0. Introduction
Because the epidemic is also busy with other things a long time not on the intention to see a more comprehensive framework and principles poc here to share our common study and discussion.
1. The framework code as follows
#!/usr/bin/env python
#coding:utf-8
import requests
class misiinfo(object):
def __init__(self,request=None,response=None):
self.info={}
self.info["author"]="Mr_Python" #作者
self.info["name"]="" #漏洞名称
self.info["time"]="2019-1-18" #POC编写时间
self.info["ontent"]="" #存在漏洞地址
def jiance(payload):
headers={'User-Agent': 'Mozilla/5.0 (Windows NT 10.0; Win64; x64) AppleWebKit/537.36 (KHTML, like Gecko) Chrome/78.0.3904.97 Safari/537.36',}
response = requests.session() #相当于保存cookie,方便下一个访问
response_ = response.get(payload,timeout=3,verify=False,headers=headers)
return response_
"""漏洞验证函数"""
def audit(arg):
payload=arg+'path'
try:
response=jiance(payload)
print(response.content)
if response.status_code==200 and "filename:" in response.content:
if warning_info:
print(warning_info)
except Exception as error:
print (error)
if __name__ == "__main__":
audit("http://xxx.cn")
2. Ideas
Requests Library Description:
Requests Support HTTP connection remains and connection pooling, support the use cookie to maintain session file upload support, support for automatically determining the content of the response coding, support URL and POST data is automatically encoded internationalization.
Probably thinking:
First, we need to import library request, and then simulate the way the browser request, the definition of payload and way of doing an exception processing and returns the result.
3. code base frame
1. Import requests library
import requests
- The definition of class
class nameinfo(object):
self.info["Author"]={"Mr_Python"}
self.info["Time"]={"2020.01.24"}
self.info["Name"]={"注入批量检测"}
self.info["Number"]={"CNVD"}
self.info["Rce"]={"小型cms注入批量检测工具"}
def __init__(self,request=None, response=None): #这个则为类的初始化,它在类的实例话操作后,会自动调用
- def defines a method of
using the function definition def starts, followed by the function name, the function parameters inside brackets, the internal implementation code for the specific functions, a function returning if desired, return code is returned in logic expressions used in .
First, we define a jiance which contains headers, response.
def jiance(payload):
headers={'User-Agent': 'Mozilla/5.0 (Windows NT 10.0; Win64; x64) AppleWebKit/537.36 (KHTML, like Gecko) Chrome/78.0.3904.97 Safari/537.36',}
response = requests.session() #相当于保存cookie,方便下一个访问
response_ = response.get(payload,timeout=3,verify=False,headers=headers)
return response_
Note: response_ = response.get (payload, timeout = 3, verify = False, headers = headers this is the get response in the payload, and removing ssl certificate canceled the warning, take the above headers we set to achieve the requested action .
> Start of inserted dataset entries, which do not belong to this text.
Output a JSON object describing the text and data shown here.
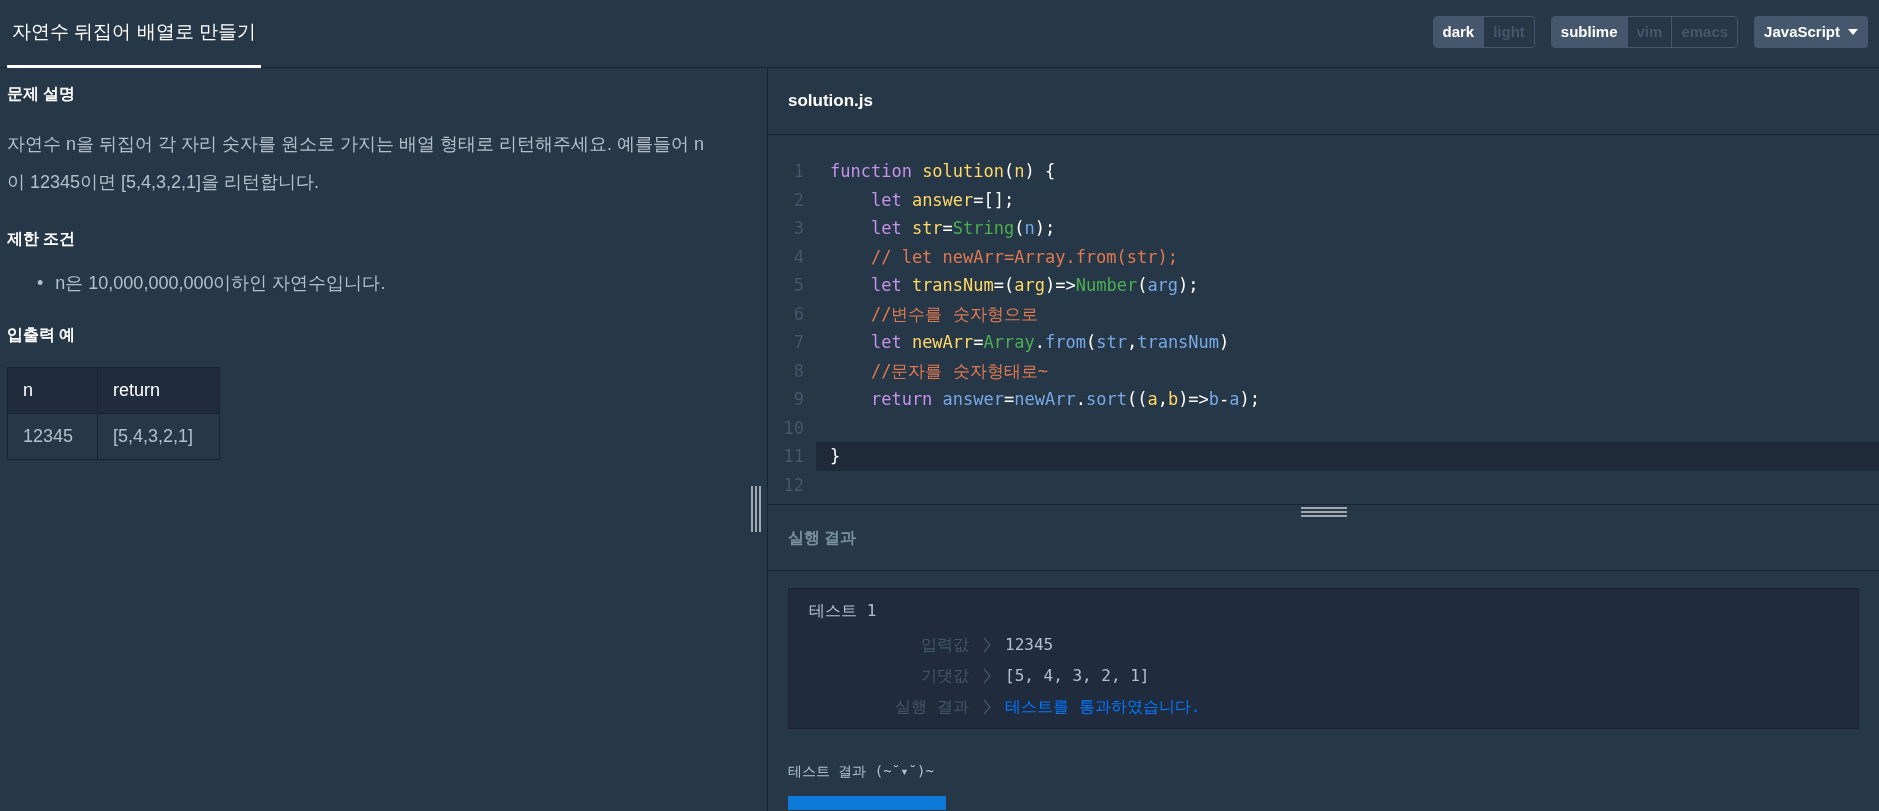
{
  "header": {
    "tab": {
      "label": "자연수 뒤집어 배열로 만들기",
      "selected": true
    },
    "theme": [
      {
        "label": "dark",
        "selected": true
      },
      {
        "label": "light",
        "selected": false
      }
    ],
    "keymap": [
      {
        "label": "sublime",
        "selected": true
      },
      {
        "label": "vim",
        "selected": false
      },
      {
        "label": "emacs",
        "selected": false
      }
    ],
    "language": "JavaScript"
  },
  "problem": {
    "sections": [
      {
        "kind": "paragraph",
        "heading": "문제 설명",
        "text": "자연수 n을 뒤집어 각 자리 숫자를 원소로 가지는 배열 형태로 리턴해주세요. 예를들어 n이 12345이면 [5,4,3,2,1]을 리턴합니다."
      },
      {
        "kind": "list",
        "heading": "제한 조건",
        "bullet": "•",
        "items": [
          "n은 10,000,000,000이하인 자연수입니다."
        ]
      },
      {
        "kind": "table",
        "heading": "입출력 예",
        "columns": [
          "n",
          "return"
        ],
        "rows": [
          [
            "12345",
            "[5,4,3,2,1]"
          ]
        ]
      }
    ]
  },
  "editor": {
    "filename": "solution.js",
    "lines": [
      {
        "number": "1",
        "current": false,
        "indented": false,
        "tokens": [
          {
            "kind": "keyword",
            "text": "function "
          },
          {
            "kind": "name",
            "text": "solution"
          },
          {
            "kind": "plain",
            "text": "("
          },
          {
            "kind": "name",
            "text": "n"
          },
          {
            "kind": "plain",
            "text": ") {"
          }
        ]
      },
      {
        "number": "2",
        "current": false,
        "indented": true,
        "tokens": [
          {
            "kind": "keyword",
            "text": "let "
          },
          {
            "kind": "name",
            "text": "answer"
          },
          {
            "kind": "plain",
            "text": "=[];"
          }
        ]
      },
      {
        "number": "3",
        "current": false,
        "indented": true,
        "tokens": [
          {
            "kind": "keyword",
            "text": "let "
          },
          {
            "kind": "name",
            "text": "str"
          },
          {
            "kind": "plain",
            "text": "="
          },
          {
            "kind": "builtin",
            "text": "String"
          },
          {
            "kind": "plain",
            "text": "("
          },
          {
            "kind": "variable",
            "text": "n"
          },
          {
            "kind": "plain",
            "text": ");"
          }
        ]
      },
      {
        "number": "4",
        "current": false,
        "indented": true,
        "tokens": [
          {
            "kind": "comment",
            "text": "// let newArr=Array.from(str);"
          }
        ]
      },
      {
        "number": "5",
        "current": false,
        "indented": true,
        "tokens": [
          {
            "kind": "keyword",
            "text": "let "
          },
          {
            "kind": "name",
            "text": "transNum"
          },
          {
            "kind": "plain",
            "text": "=("
          },
          {
            "kind": "name",
            "text": "arg"
          },
          {
            "kind": "plain",
            "text": ")=>"
          },
          {
            "kind": "builtin",
            "text": "Number"
          },
          {
            "kind": "plain",
            "text": "("
          },
          {
            "kind": "variable",
            "text": "arg"
          },
          {
            "kind": "plain",
            "text": ");"
          }
        ]
      },
      {
        "number": "6",
        "current": false,
        "indented": true,
        "tokens": [
          {
            "kind": "comment",
            "text": "//변수를 숫자형으로"
          }
        ]
      },
      {
        "number": "7",
        "current": false,
        "indented": true,
        "tokens": [
          {
            "kind": "keyword",
            "text": "let "
          },
          {
            "kind": "name",
            "text": "newArr"
          },
          {
            "kind": "plain",
            "text": "="
          },
          {
            "kind": "builtin",
            "text": "Array"
          },
          {
            "kind": "plain",
            "text": "."
          },
          {
            "kind": "variable",
            "text": "from"
          },
          {
            "kind": "plain",
            "text": "("
          },
          {
            "kind": "variable",
            "text": "str"
          },
          {
            "kind": "plain",
            "text": ","
          },
          {
            "kind": "variable",
            "text": "transNum"
          },
          {
            "kind": "plain",
            "text": ")"
          }
        ]
      },
      {
        "number": "8",
        "current": false,
        "indented": true,
        "tokens": [
          {
            "kind": "comment",
            "text": "//문자를 숫자형태로~"
          }
        ]
      },
      {
        "number": "9",
        "current": false,
        "indented": true,
        "tokens": [
          {
            "kind": "keyword",
            "text": "return "
          },
          {
            "kind": "variable",
            "text": "answer"
          },
          {
            "kind": "plain",
            "text": "="
          },
          {
            "kind": "variable",
            "text": "newArr"
          },
          {
            "kind": "plain",
            "text": "."
          },
          {
            "kind": "variable",
            "text": "sort"
          },
          {
            "kind": "plain",
            "text": "(("
          },
          {
            "kind": "name",
            "text": "a"
          },
          {
            "kind": "plain",
            "text": ","
          },
          {
            "kind": "name",
            "text": "b"
          },
          {
            "kind": "plain",
            "text": ")=>"
          },
          {
            "kind": "variable",
            "text": "b"
          },
          {
            "kind": "plain",
            "text": "-"
          },
          {
            "kind": "variable",
            "text": "a"
          },
          {
            "kind": "plain",
            "text": ");"
          }
        ]
      },
      {
        "number": "10",
        "current": false
      },
      {
        "number": "11",
        "current": true,
        "indented": false,
        "tokens": [
          {
            "kind": "plain",
            "text": "}"
          }
        ]
      },
      {
        "number": "12",
        "current": false
      }
    ]
  },
  "results": {
    "title": "실행 결과",
    "tests": [
      {
        "title": "테스트 1",
        "rows": [
          {
            "kind": "value",
            "label": "입력값",
            "value": "12345"
          },
          {
            "kind": "value",
            "label": "기댓값",
            "value": "[5, 4, 3, 2, 1]"
          },
          {
            "kind": "pass",
            "label": "실행 결과",
            "value": "테스트를 통과하였습니다."
          }
        ]
      }
    ],
    "summary": "테스트 결과 (~˘▾˘)~"
  }
}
4. The vulnerability verification function
def audit(arg):
payload = arg + 'path'
try:
response = jiance(payload)
print(response.content)
payload = arg + 'path'
disposed payload = arg (arg to let pass up url) + payload behind
the request was completed http://xxx.com/path
the Try: exception handling are to be used except , to exception handling.
response = jiance (payload) read http returned status
print (response.content) print out what we read out http status
if response.status_code==200 and "filename:" in response.content:
if warning_info:
print(warning_info)
except Exception as error:
print (error)
if __name__ == "__main__":
audit("")
注: 如果执行主函数我们便会执行下面的audit
Audit又传到了上面的arg里面,测完成整个payload的测试
5. end
In fact, this poc can also change this framework just to have a general idea according to their needs.